1970.01.01 00:00:12 - 2097.11.29 23:59:10
 4.32 ns, checksum = 1237792403157277   // TimeToStruct2100
 4.02 ns, checksum = 1237792403157277   // TimeToStructFast
 4.68 ns, checksum = 1237792403157277   // TimeToStructFast_fxsaber
 4.15 ns, checksum = 1237792403157277   // TimeToCalendar
 8.70 ns, checksum = 1237792403157277   // TimeToJulian
 3.89 ns, checksum = 1237792403157277   // TimeToStructMQLplus
19.82 ns, checksum = 1237792403157277  /// MQL's TimeToStruct()
 
Dominik Egert #:

Some very little more optimized version:



Results:


Great Dominik, you were able to break the 5 nanoseconds record in this video https://youtu.be/0s9F4QWAl-E?si=ZzdFCrFtU8Ean2NJ&amp;t=590

 
Dominik Egert #:

A slightly more optimised version:

Wow! The first version, consistently the best on all processors (x86/AVX/AVX2).

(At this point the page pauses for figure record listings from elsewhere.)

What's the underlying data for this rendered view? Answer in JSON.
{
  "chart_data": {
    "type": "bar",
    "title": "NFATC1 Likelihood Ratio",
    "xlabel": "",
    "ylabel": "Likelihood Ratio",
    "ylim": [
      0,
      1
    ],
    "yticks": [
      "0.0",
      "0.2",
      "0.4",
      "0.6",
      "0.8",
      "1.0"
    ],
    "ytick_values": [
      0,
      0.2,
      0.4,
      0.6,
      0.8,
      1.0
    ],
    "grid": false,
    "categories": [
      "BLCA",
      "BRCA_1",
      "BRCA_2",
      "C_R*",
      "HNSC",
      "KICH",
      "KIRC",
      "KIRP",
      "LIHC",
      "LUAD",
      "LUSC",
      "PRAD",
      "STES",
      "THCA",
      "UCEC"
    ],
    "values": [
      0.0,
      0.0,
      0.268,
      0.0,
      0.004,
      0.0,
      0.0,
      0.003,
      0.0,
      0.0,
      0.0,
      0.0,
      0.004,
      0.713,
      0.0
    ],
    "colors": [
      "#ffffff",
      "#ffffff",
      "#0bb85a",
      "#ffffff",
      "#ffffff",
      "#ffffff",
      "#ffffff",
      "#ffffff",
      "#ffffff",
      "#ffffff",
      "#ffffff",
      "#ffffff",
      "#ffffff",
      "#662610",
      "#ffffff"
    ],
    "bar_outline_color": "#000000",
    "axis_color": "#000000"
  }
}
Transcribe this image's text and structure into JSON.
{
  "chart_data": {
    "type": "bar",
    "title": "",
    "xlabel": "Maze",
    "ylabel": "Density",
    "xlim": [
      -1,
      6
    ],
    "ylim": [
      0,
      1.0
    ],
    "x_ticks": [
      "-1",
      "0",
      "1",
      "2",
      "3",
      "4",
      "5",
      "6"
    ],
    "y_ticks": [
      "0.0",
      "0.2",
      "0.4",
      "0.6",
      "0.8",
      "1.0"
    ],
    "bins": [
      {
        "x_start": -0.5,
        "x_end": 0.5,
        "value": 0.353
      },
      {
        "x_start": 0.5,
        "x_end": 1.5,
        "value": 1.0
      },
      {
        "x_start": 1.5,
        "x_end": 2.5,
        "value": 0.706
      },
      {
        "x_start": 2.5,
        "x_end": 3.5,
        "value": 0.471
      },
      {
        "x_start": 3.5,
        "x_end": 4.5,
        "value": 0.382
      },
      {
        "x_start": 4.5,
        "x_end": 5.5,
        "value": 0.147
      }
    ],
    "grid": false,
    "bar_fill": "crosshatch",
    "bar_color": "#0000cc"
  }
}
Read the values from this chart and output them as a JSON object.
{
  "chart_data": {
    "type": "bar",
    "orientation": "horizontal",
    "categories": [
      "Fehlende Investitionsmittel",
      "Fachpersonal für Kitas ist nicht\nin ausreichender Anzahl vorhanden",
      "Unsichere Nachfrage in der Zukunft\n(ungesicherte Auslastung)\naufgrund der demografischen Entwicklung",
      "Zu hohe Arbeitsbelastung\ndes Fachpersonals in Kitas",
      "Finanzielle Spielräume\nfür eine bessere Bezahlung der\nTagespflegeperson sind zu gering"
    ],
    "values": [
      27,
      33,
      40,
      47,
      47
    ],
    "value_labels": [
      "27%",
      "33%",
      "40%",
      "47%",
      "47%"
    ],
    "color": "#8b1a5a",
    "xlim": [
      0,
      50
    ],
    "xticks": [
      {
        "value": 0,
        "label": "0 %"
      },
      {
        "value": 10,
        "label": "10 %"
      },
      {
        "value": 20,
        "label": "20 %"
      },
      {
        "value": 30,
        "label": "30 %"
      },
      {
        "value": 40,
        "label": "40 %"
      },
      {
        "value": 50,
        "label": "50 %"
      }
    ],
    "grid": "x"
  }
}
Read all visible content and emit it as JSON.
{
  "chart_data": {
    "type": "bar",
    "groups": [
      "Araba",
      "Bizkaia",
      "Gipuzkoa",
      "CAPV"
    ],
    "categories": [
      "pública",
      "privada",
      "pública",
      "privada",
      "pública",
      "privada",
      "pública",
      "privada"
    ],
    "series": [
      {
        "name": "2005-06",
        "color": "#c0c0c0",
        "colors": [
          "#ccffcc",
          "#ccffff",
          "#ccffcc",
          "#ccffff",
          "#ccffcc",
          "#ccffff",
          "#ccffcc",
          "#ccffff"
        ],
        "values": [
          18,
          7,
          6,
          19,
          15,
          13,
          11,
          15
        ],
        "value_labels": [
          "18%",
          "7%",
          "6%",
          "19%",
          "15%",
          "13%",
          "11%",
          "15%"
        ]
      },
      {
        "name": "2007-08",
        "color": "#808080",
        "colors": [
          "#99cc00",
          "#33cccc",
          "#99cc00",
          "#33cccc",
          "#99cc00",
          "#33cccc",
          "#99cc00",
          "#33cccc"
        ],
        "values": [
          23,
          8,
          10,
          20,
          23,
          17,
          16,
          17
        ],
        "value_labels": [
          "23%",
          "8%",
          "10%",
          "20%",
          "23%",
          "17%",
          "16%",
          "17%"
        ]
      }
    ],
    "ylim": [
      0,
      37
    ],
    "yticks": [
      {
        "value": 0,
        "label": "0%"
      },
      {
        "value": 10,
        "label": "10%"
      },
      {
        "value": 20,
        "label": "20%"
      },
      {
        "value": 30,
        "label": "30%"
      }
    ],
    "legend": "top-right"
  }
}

Just probably should make a script to test for correctness of all algorithms. It's simple, IMHO. In a date loop compare all the results of calculations with the built-in function.

 
amrali #:
Great Dominik, you were able to break the 5 nanoseconds record in this video https://youtu.be/0s9F4QWAl-E?si=ZzdFCrFtU8Ean2NJ&amp;t=590


I guess that's due to CPU. Would be interesting to see results from an i9 14900KS or some other top grade CPU.
 
Dominik Egert #:

Some very little more optimized version:



Results:


AVX2 slower than X64 ? It's strange.
 
Alain Verleyen #:
AVX2 slower than X64 ? It's strange.

I suspect MQL compiler only applies AVX extensions to double values. Probably, the memory management is different when compiling via AVX extensions.

Maybe the optimizer misses some x86 optimizations when looking for AVX optimizations.

Would be interesting if you could get a statement from MQ on that.